# Any ideas for a shop-made Splitter for Table Saw



## steve6678 (Oct 4, 2012)

I have to cut 12/4 Maple…but regardless, I have 8/4, 6/4, 5/4, and 4/4, and some long lengths (Bed).
Anybody have any home-made tricks/jigs for keeping the board from pinching my blade.
I have a shopping cart with a "MJ Splitter" ready to be purchased…BUT they want $28 for a THIN KERF 3/32" version…wtf
So, if anybody has a good, proven shop-made version that I can use, lemme no, K.


----------



## SnowyRiver (Nov 14, 2008)

I think the easiest way is to take/or make a zero clearance insert and cut a knotch in the end of it…behind the blade, then glue a piece of wood in the knotch that is equal to or sightly thinner than the blade thickness.


----------



## steve6678 (Oct 4, 2012)

Hey Wayne,
do you do that, or…


----------



## SnowyRiver (Nov 14, 2008)

I have a steel riving knife on mine.

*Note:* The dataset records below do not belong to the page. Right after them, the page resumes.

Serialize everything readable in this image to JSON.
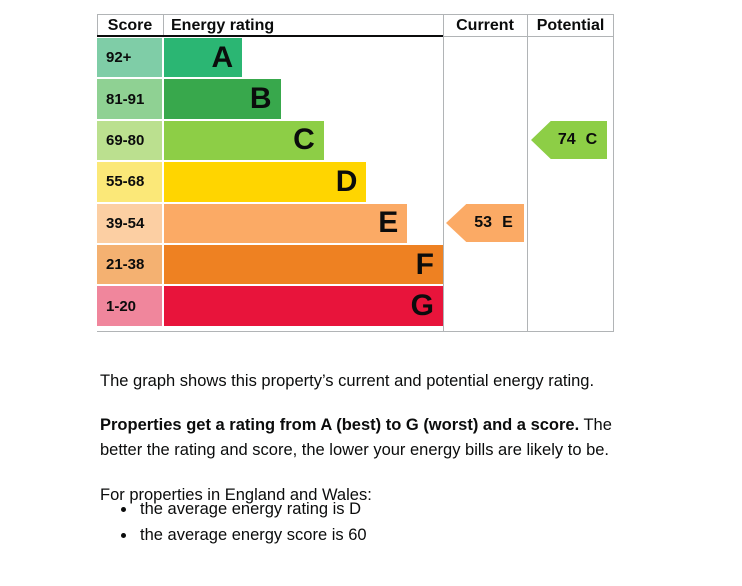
{
  "chart": {
    "headers": {
      "score": "Score",
      "energy_rating": "Energy rating",
      "current": "Current",
      "potential": "Potential"
    },
    "bands": [
      {
        "range": "92+",
        "letter": "A",
        "color": "#2bb673",
        "score_color": "#7fcda7",
        "width_pct": 22.6
      },
      {
        "range": "81-91",
        "letter": "B",
        "color": "#38a84c",
        "score_color": "#8fd193",
        "width_pct": 33.7
      },
      {
        "range": "69-80",
        "letter": "C",
        "color": "#8dce46",
        "score_color": "#bbe08f",
        "width_pct": 46.2
      },
      {
        "range": "55-68",
        "letter": "D",
        "color": "#ffd500",
        "score_color": "#fbe878",
        "width_pct": 58.5
      },
      {
        "range": "39-54",
        "letter": "E",
        "color": "#fbaa65",
        "score_color": "#fccfa3",
        "width_pct": 70.3
      },
      {
        "range": "21-38",
        "letter": "F",
        "color": "#ee8122",
        "score_color": "#f4b171",
        "width_pct": 82.1
      },
      {
        "range": "1-20",
        "letter": "G",
        "color": "#e8143b",
        "score_color": "#f0869c",
        "width_pct": 94.3
      }
    ],
    "current_arrow": {
      "value": "53",
      "letter": "E",
      "color": "#fbaa65"
    },
    "potential_arrow": {
      "value": "74",
      "letter": "C",
      "color": "#8dce46"
    },
    "grid_color": "#b1b4b6"
  },
  "paragraphs": {
    "intro": "The graph shows this property’s current and potential energy rating.",
    "lead_bold": "Properties get a rating from A (best) to G (worst) and a score.",
    "lead_rest": " The better the rating and score, the lower your energy bills are likely to be.",
    "england_wales": "For properties in England and Wales:",
    "bullets": [
      "the average energy rating is D",
      "the average energy score is 60"
    ]
  },
  "chart_data": {
    "type": "bar",
    "orientation": "horizontal",
    "title": "Energy rating",
    "columns": [
      "Score",
      "Energy rating",
      "Current",
      "Potential"
    ],
    "categories": [
      "A",
      "B",
      "C",
      "D",
      "E",
      "F",
      "G"
    ],
    "score_ranges": [
      "92+",
      "81-91",
      "69-80",
      "55-68",
      "39-54",
      "21-38",
      "1-20"
    ],
    "bar_lengths_relative_pct": [
      22.6,
      33.7,
      46.2,
      58.5,
      70.3,
      82.1,
      94.3
    ],
    "band_colors": [
      "#2bb673",
      "#38a84c",
      "#8dce46",
      "#ffd500",
      "#fbaa65",
      "#ee8122",
      "#e8143b"
    ],
    "current": {
      "score": 53,
      "rating": "E"
    },
    "potential": {
      "score": 74,
      "rating": "C"
    },
    "legend_position": "none",
    "grid": false
  }
}
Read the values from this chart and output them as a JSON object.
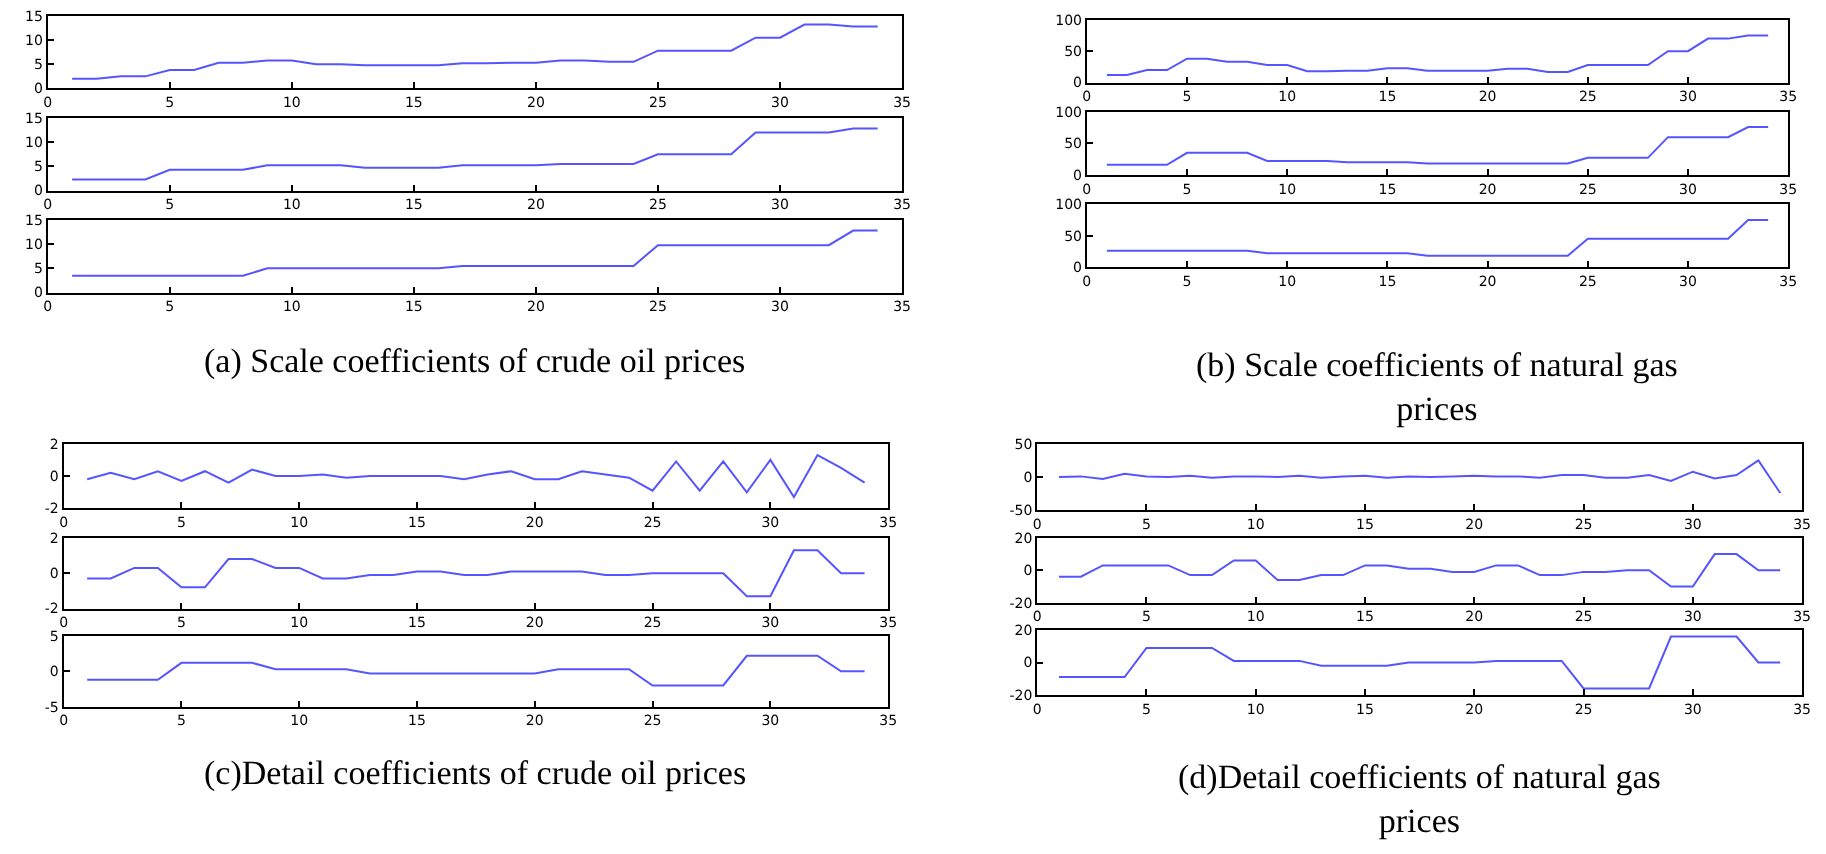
{
  "chart_data": [
    {
      "type": "line",
      "x": [
        1,
        2,
        3,
        4,
        5,
        6,
        7,
        8,
        9,
        10,
        11,
        12,
        13,
        14,
        15,
        16,
        17,
        18,
        19,
        20,
        21,
        22,
        23,
        24,
        25,
        26,
        27,
        28,
        29,
        30,
        31,
        32,
        33,
        34
      ],
      "values": [
        2,
        2,
        2.5,
        2.5,
        3.8,
        3.8,
        5.3,
        5.3,
        5.8,
        5.8,
        5,
        5,
        4.8,
        4.8,
        4.8,
        4.8,
        5.2,
        5.2,
        5.3,
        5.3,
        5.8,
        5.8,
        5.5,
        5.5,
        7.8,
        7.8,
        7.8,
        7.8,
        10.5,
        10.5,
        13.2,
        13.2,
        12.8,
        12.8
      ],
      "color": "#5555ff",
      "xlim": [
        0,
        35
      ],
      "xticks": [
        0,
        5,
        10,
        15,
        20,
        25,
        30,
        35
      ],
      "ylim": [
        0,
        15
      ],
      "yticks": [
        0,
        5,
        10,
        15
      ]
    },
    {
      "type": "line",
      "x": [
        1,
        2,
        3,
        4,
        5,
        6,
        7,
        8,
        9,
        10,
        11,
        12,
        13,
        14,
        15,
        16,
        17,
        18,
        19,
        20,
        21,
        22,
        23,
        24,
        25,
        26,
        27,
        28,
        29,
        30,
        31,
        32,
        33,
        34
      ],
      "values": [
        2.3,
        2.3,
        2.3,
        2.3,
        4.3,
        4.3,
        4.3,
        4.3,
        5.2,
        5.2,
        5.2,
        5.2,
        4.7,
        4.7,
        4.7,
        4.7,
        5.2,
        5.2,
        5.2,
        5.2,
        5.5,
        5.5,
        5.5,
        5.5,
        7.5,
        7.5,
        7.5,
        7.5,
        12,
        12,
        12,
        12,
        12.8,
        12.8
      ],
      "color": "#5555ff",
      "xlim": [
        0,
        35
      ],
      "xticks": [
        0,
        5,
        10,
        15,
        20,
        25,
        30,
        35
      ],
      "ylim": [
        0,
        15
      ],
      "yticks": [
        0,
        5,
        10,
        15
      ]
    },
    {
      "type": "line",
      "x": [
        1,
        2,
        3,
        4,
        5,
        6,
        7,
        8,
        9,
        10,
        11,
        12,
        13,
        14,
        15,
        16,
        17,
        18,
        19,
        20,
        21,
        22,
        23,
        24,
        25,
        26,
        27,
        28,
        29,
        30,
        31,
        32,
        33,
        34
      ],
      "values": [
        3.5,
        3.5,
        3.5,
        3.5,
        3.5,
        3.5,
        3.5,
        3.5,
        5,
        5,
        5,
        5,
        5,
        5,
        5,
        5,
        5.5,
        5.5,
        5.5,
        5.5,
        5.5,
        5.5,
        5.5,
        5.5,
        9.8,
        9.8,
        9.8,
        9.8,
        9.8,
        9.8,
        9.8,
        9.8,
        12.8,
        12.8
      ],
      "color": "#5555ff",
      "xlim": [
        0,
        35
      ],
      "xticks": [
        0,
        5,
        10,
        15,
        20,
        25,
        30,
        35
      ],
      "ylim": [
        0,
        15
      ],
      "yticks": [
        0,
        5,
        10,
        15
      ],
      "annotations": [
        "(a) Scale coefficients of crude oil prices"
      ]
    },
    {
      "type": "line",
      "x": [
        1,
        2,
        3,
        4,
        5,
        6,
        7,
        8,
        9,
        10,
        11,
        12,
        13,
        14,
        15,
        16,
        17,
        18,
        19,
        20,
        21,
        22,
        23,
        24,
        25,
        26,
        27,
        28,
        29,
        30,
        31,
        32,
        33,
        34
      ],
      "values": [
        12,
        12,
        20,
        20,
        38,
        38,
        33,
        33,
        28,
        28,
        18,
        18,
        19,
        19,
        23,
        23,
        19,
        19,
        19,
        19,
        22,
        22,
        17,
        17,
        28,
        28,
        28,
        28,
        50,
        50,
        70,
        70,
        75,
        75
      ],
      "color": "#5555ff",
      "xlim": [
        0,
        35
      ],
      "xticks": [
        0,
        5,
        10,
        15,
        20,
        25,
        30,
        35
      ],
      "ylim": [
        0,
        100
      ],
      "yticks": [
        0,
        50,
        100
      ]
    },
    {
      "type": "line",
      "x": [
        1,
        2,
        3,
        4,
        5,
        6,
        7,
        8,
        9,
        10,
        11,
        12,
        13,
        14,
        15,
        16,
        17,
        18,
        19,
        20,
        21,
        22,
        23,
        24,
        25,
        26,
        27,
        28,
        29,
        30,
        31,
        32,
        33,
        34
      ],
      "values": [
        16,
        16,
        16,
        16,
        35,
        35,
        35,
        35,
        22,
        22,
        22,
        22,
        20,
        20,
        20,
        20,
        18,
        18,
        18,
        18,
        18,
        18,
        18,
        18,
        27,
        27,
        27,
        27,
        60,
        60,
        60,
        60,
        76,
        76
      ],
      "color": "#5555ff",
      "xlim": [
        0,
        35
      ],
      "xticks": [
        0,
        5,
        10,
        15,
        20,
        25,
        30,
        35
      ],
      "ylim": [
        0,
        100
      ],
      "yticks": [
        0,
        50,
        100
      ]
    },
    {
      "type": "line",
      "x": [
        1,
        2,
        3,
        4,
        5,
        6,
        7,
        8,
        9,
        10,
        11,
        12,
        13,
        14,
        15,
        16,
        17,
        18,
        19,
        20,
        21,
        22,
        23,
        24,
        25,
        26,
        27,
        28,
        29,
        30,
        31,
        32,
        33,
        34
      ],
      "values": [
        26,
        26,
        26,
        26,
        26,
        26,
        26,
        26,
        22,
        22,
        22,
        22,
        22,
        22,
        22,
        22,
        18,
        18,
        18,
        18,
        18,
        18,
        18,
        18,
        45,
        45,
        45,
        45,
        45,
        45,
        45,
        45,
        75,
        75
      ],
      "color": "#5555ff",
      "xlim": [
        0,
        35
      ],
      "xticks": [
        0,
        5,
        10,
        15,
        20,
        25,
        30,
        35
      ],
      "ylim": [
        0,
        100
      ],
      "yticks": [
        0,
        50,
        100
      ],
      "annotations": [
        "(b) Scale coefficients of natural gas prices"
      ]
    },
    {
      "type": "line",
      "x": [
        1,
        2,
        3,
        4,
        5,
        6,
        7,
        8,
        9,
        10,
        11,
        12,
        13,
        14,
        15,
        16,
        17,
        18,
        19,
        20,
        21,
        22,
        23,
        24,
        25,
        26,
        27,
        28,
        29,
        30,
        31,
        32,
        33,
        34
      ],
      "values": [
        -0.2,
        0.2,
        -0.2,
        0.3,
        -0.3,
        0.3,
        -0.4,
        0.4,
        0,
        0,
        0.1,
        -0.1,
        0,
        0,
        0,
        0,
        -0.2,
        0.1,
        0.3,
        -0.2,
        -0.2,
        0.3,
        0.1,
        -0.1,
        -0.9,
        0.9,
        -0.9,
        0.9,
        -1,
        1,
        -1.3,
        1.3,
        0.5,
        -0.4
      ],
      "color": "#5555ff",
      "xlim": [
        0,
        35
      ],
      "xticks": [
        0,
        5,
        10,
        15,
        20,
        25,
        30,
        35
      ],
      "ylim": [
        -2,
        2
      ],
      "yticks": [
        -2,
        0,
        2
      ]
    },
    {
      "type": "line",
      "x": [
        1,
        2,
        3,
        4,
        5,
        6,
        7,
        8,
        9,
        10,
        11,
        12,
        13,
        14,
        15,
        16,
        17,
        18,
        19,
        20,
        21,
        22,
        23,
        24,
        25,
        26,
        27,
        28,
        29,
        30,
        31,
        32,
        33,
        34
      ],
      "values": [
        -0.3,
        -0.3,
        0.3,
        0.3,
        -0.8,
        -0.8,
        0.8,
        0.8,
        0.3,
        0.3,
        -0.3,
        -0.3,
        -0.1,
        -0.1,
        0.1,
        0.1,
        -0.1,
        -0.1,
        0.1,
        0.1,
        0.1,
        0.1,
        -0.1,
        -0.1,
        0,
        0,
        0,
        0,
        -1.3,
        -1.3,
        1.3,
        1.3,
        0,
        0
      ],
      "color": "#5555ff",
      "xlim": [
        0,
        35
      ],
      "xticks": [
        0,
        5,
        10,
        15,
        20,
        25,
        30,
        35
      ],
      "ylim": [
        -2,
        2
      ],
      "yticks": [
        -2,
        0,
        2
      ]
    },
    {
      "type": "line",
      "x": [
        1,
        2,
        3,
        4,
        5,
        6,
        7,
        8,
        9,
        10,
        11,
        12,
        13,
        14,
        15,
        16,
        17,
        18,
        19,
        20,
        21,
        22,
        23,
        24,
        25,
        26,
        27,
        28,
        29,
        30,
        31,
        32,
        33,
        34
      ],
      "values": [
        -1.2,
        -1.2,
        -1.2,
        -1.2,
        1.2,
        1.2,
        1.2,
        1.2,
        0.3,
        0.3,
        0.3,
        0.3,
        -0.3,
        -0.3,
        -0.3,
        -0.3,
        -0.3,
        -0.3,
        -0.3,
        -0.3,
        0.3,
        0.3,
        0.3,
        0.3,
        -2,
        -2,
        -2,
        -2,
        2.2,
        2.2,
        2.2,
        2.2,
        0,
        0
      ],
      "color": "#5555ff",
      "xlim": [
        0,
        35
      ],
      "xticks": [
        0,
        5,
        10,
        15,
        20,
        25,
        30,
        35
      ],
      "ylim": [
        -5,
        5
      ],
      "yticks": [
        -5,
        0,
        5
      ],
      "annotations": [
        "(c)Detail coefficients of crude oil prices"
      ]
    },
    {
      "type": "line",
      "x": [
        1,
        2,
        3,
        4,
        5,
        6,
        7,
        8,
        9,
        10,
        11,
        12,
        13,
        14,
        15,
        16,
        17,
        18,
        19,
        20,
        21,
        22,
        23,
        24,
        25,
        26,
        27,
        28,
        29,
        30,
        31,
        32,
        33,
        34
      ],
      "values": [
        0,
        1,
        -3,
        5,
        1,
        0,
        2,
        -1,
        1,
        1,
        0,
        2,
        -1,
        1,
        2,
        -1,
        1,
        0,
        1,
        2,
        1,
        1,
        -1,
        3,
        3,
        -1,
        -1,
        3,
        -6,
        8,
        -2,
        3,
        25,
        -24
      ],
      "color": "#5555ff",
      "xlim": [
        0,
        35
      ],
      "xticks": [
        0,
        5,
        10,
        15,
        20,
        25,
        30,
        35
      ],
      "ylim": [
        -50,
        50
      ],
      "yticks": [
        -50,
        0,
        50
      ]
    },
    {
      "type": "line",
      "x": [
        1,
        2,
        3,
        4,
        5,
        6,
        7,
        8,
        9,
        10,
        11,
        12,
        13,
        14,
        15,
        16,
        17,
        18,
        19,
        20,
        21,
        22,
        23,
        24,
        25,
        26,
        27,
        28,
        29,
        30,
        31,
        32,
        33,
        34
      ],
      "values": [
        -4,
        -4,
        3,
        3,
        3,
        3,
        -3,
        -3,
        6,
        6,
        -6,
        -6,
        -3,
        -3,
        3,
        3,
        1,
        1,
        -1,
        -1,
        3,
        3,
        -3,
        -3,
        -1,
        -1,
        0,
        0,
        -10,
        -10,
        10,
        10,
        0,
        0
      ],
      "color": "#5555ff",
      "xlim": [
        0,
        35
      ],
      "xticks": [
        0,
        5,
        10,
        15,
        20,
        25,
        30,
        35
      ],
      "ylim": [
        -20,
        20
      ],
      "yticks": [
        -20,
        0,
        20
      ]
    },
    {
      "type": "line",
      "x": [
        1,
        2,
        3,
        4,
        5,
        6,
        7,
        8,
        9,
        10,
        11,
        12,
        13,
        14,
        15,
        16,
        17,
        18,
        19,
        20,
        21,
        22,
        23,
        24,
        25,
        26,
        27,
        28,
        29,
        30,
        31,
        32,
        33,
        34
      ],
      "values": [
        -9,
        -9,
        -9,
        -9,
        9,
        9,
        9,
        9,
        1,
        1,
        1,
        1,
        -2,
        -2,
        -2,
        -2,
        0,
        0,
        0,
        0,
        1,
        1,
        1,
        1,
        -16,
        -16,
        -16,
        -16,
        16,
        16,
        16,
        16,
        0,
        0
      ],
      "color": "#5555ff",
      "xlim": [
        0,
        35
      ],
      "xticks": [
        0,
        5,
        10,
        15,
        20,
        25,
        30,
        35
      ],
      "ylim": [
        -20,
        20
      ],
      "yticks": [
        -20,
        0,
        20
      ],
      "annotations": [
        "(d)Detail coefficients of natural gas prices"
      ]
    }
  ]
}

I have several of them that are different thicknesses and hights for different applications. You can see one of them (the tallest one) on the saw in the pictures of my shop in my gallery.


----------



## a1Jim (Aug 9, 2008)

Here's one

http://lumberjocks.com/topics/2303


----------



## Loren (May 30, 2008)

I have done what Wayne says in the past with saws that
don't have a riving knife. It works great, won't damage
saw teeth and is easy to repair the thing if it gets chewed up.

I just make the slot as wide as the blade, glue a piece of
scrap of appropriate thickness in the slot, then carve the
protruding part to the thickness I want with a chisel and/or
rasp.


----------



## NiteWalker (May 7, 2011)

I'd do it like a1Jim.
I'm doing the same soon as the splitter (not riving knife) on my saw refuses to stay aligned.


----------